O descongelamento das relações entre o Irã e o ex-“Grande Satã” poderia também contribuir para o acerto dos conflitos na Síria e no Afeganistão. Onze anos depois do início da “cruzada” de George W. Bush contra o “eixo do mal”,2 o Iraque está destruído, o Oriente Médio desestabilizado, a Palestina murada e uma parte da África entregue ao terrorismo jihadista. Contudo, tal qual um fanático, o governo israelense se agarra a esse percurso destruidor, tendo por cúmplices a Arábia Saudita e os emirados sunitas do Golfo, desejosos que o Irã xiita continue diplomaticamente isolado e banido do mercado petroleiro.

Ao longo das negociações com Teerã, o presidente François Hollande e o ministro das Relações Exteriores francês Laurent Fabius também procuraram torpedear um acordo.3 O caso de Netanyahu é desesperador, mas pode-se ao menos formular o desejo de que, durante os delicados seis meses que se anunciam, o fantasma de Bush deixe de assombrar o Elysée…
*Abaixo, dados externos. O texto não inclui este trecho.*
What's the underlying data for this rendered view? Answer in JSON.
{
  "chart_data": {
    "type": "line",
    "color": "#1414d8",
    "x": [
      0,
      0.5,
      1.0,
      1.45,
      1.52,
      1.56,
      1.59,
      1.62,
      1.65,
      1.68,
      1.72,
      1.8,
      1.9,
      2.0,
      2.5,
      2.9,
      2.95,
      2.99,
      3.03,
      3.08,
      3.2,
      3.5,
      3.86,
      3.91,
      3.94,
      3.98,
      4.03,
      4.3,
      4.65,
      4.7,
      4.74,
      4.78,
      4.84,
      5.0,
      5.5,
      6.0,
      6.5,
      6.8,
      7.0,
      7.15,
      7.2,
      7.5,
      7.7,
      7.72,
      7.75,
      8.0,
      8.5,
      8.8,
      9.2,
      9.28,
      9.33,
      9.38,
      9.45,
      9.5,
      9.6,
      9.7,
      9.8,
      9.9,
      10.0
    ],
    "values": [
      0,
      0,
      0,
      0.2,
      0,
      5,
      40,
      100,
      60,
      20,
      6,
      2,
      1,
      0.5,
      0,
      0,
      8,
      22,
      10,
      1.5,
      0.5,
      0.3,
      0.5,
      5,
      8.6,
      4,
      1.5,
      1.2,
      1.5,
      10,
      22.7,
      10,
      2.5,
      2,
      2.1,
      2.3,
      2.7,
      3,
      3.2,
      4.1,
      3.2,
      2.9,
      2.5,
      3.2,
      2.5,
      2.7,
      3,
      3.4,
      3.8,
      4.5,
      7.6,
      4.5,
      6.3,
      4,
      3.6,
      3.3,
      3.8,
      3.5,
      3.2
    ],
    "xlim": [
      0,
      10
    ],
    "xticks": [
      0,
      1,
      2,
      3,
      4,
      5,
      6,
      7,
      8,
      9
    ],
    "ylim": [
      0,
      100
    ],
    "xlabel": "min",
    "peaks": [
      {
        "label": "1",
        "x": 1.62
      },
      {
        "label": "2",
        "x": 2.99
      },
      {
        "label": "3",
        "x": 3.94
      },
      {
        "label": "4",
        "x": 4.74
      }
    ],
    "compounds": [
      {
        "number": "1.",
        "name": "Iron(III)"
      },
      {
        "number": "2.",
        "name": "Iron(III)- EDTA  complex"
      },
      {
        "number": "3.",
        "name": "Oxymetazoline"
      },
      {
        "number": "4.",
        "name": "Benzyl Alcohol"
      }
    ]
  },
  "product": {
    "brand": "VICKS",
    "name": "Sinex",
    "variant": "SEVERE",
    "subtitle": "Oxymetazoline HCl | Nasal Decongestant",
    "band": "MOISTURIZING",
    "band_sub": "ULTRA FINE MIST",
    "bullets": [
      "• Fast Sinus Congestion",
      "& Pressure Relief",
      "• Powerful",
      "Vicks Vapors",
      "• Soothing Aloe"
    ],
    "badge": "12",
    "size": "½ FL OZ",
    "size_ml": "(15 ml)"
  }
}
Serge Halimi é o diretor de redação de Le Monde Diplomatique (França).

Ilustração: Pablo Lobato

1 Ler “Deux poids, deux mesures” [Dois pesos, duas medidas], Le Monde Diplomatique, dez. 2002.

2 No dia 29 de janeiro de 2002, evocando um “eixo do mal que se arma para ameaçar a paz do mundo” (Coreia do Norte, Irã, Iraque), o presidente George W. Bush proclamou: “Os Estados Unidos da América não permitirão que os regimes mais perigosos nos ameacem com as armas mais destrutivas”.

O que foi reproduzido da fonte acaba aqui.